The Star (Nairobi)

29 September 2012

Kenya: Cotu, FKE Oppose New NHIF Rates

Photo: Lauren Everitt/AllAfrica
Many mothers in Nairobi's slums opt to give birth at home because they can't afford the hospital and transport fees, according to nurse and midwife Alice Githae. Those that come to clinic often don't stay more than 24 hours, she says.

THE federation of Kenyan employees and Cotu have renewed their fight against the new National Hospital Insurance Fund rates. The two organisations said yesterday that they will not implement the new rates beginning October as directed by the Medical Services minister Anyang' Nyong'o until further consultation is done in line with the May agreement.

FKE executive director Jacqueline Mugo and Cotu secretary general Francis Atwoli said the employers and workers will not pay the new rates until the recommendation discussed by players are addressed.

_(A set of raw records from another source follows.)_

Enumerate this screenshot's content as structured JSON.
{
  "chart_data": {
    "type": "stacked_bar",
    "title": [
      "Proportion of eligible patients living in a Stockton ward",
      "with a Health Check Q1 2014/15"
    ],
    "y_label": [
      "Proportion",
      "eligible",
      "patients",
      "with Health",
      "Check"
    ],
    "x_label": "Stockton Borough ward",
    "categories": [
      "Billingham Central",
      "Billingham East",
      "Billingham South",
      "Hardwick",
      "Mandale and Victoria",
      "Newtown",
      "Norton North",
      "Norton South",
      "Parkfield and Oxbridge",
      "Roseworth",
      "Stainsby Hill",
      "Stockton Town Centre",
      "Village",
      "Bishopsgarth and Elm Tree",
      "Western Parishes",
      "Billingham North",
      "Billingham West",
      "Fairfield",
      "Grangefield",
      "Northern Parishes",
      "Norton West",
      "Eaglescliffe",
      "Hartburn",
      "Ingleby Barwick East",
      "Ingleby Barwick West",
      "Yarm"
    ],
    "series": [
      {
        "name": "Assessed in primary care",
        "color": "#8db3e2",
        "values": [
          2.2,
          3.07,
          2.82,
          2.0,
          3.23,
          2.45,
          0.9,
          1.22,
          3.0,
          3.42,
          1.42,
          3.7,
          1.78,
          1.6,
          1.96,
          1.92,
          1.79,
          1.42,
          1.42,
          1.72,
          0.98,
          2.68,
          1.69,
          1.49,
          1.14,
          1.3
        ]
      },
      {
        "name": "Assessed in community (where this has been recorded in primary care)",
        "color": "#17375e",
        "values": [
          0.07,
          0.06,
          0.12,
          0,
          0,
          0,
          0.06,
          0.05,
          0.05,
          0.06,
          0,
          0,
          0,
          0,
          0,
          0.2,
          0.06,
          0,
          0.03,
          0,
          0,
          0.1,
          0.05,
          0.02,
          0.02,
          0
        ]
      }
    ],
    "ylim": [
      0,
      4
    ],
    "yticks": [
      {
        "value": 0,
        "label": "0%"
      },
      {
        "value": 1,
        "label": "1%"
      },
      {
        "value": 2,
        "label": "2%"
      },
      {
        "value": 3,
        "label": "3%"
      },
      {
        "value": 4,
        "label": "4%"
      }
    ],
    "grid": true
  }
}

"Recommendation of the special full board meeting of NHIF caretaker board that the new rates be degazzetted and allow for a wider consultation with stakeholders has been defied by the minister," Mugo said. She said employers will go to court to stop the government from implementing the new rates.

Cotu said Hotel and Allied Workers Union obtained court orders on Wednesday barring the implementation of the new rates and that Cotu has served the minister with the court order stopping the implementation for the new rates.

"We have obtained a court order this morning and served the interested parties to stop them from implementing the new rates until we agree", said Atwoli in Kisumu during a joint press conference between the two organisations. He questioned NHIF's ability to manage more money after allegedly failing to account for the Sh3 billion they collect annually.

The National Hospital Insurance Fund mid this month hiked its rates for salaried employees with implementation of the new rates set to begin next month.

Medical Services minister Anyang Nyong'o said the rise in NHIF remittances will allow Kenyans to access outpatient services affordably.

Under the new NHIF rates, the lowest paid employee earning Sh6,000 will contribute Sh150, while the highest paid employer earning Sh100,000 and above will part with Sh2,000 per month. Self-employed and volunteers will contribute Sh500 and Sh300 respectively.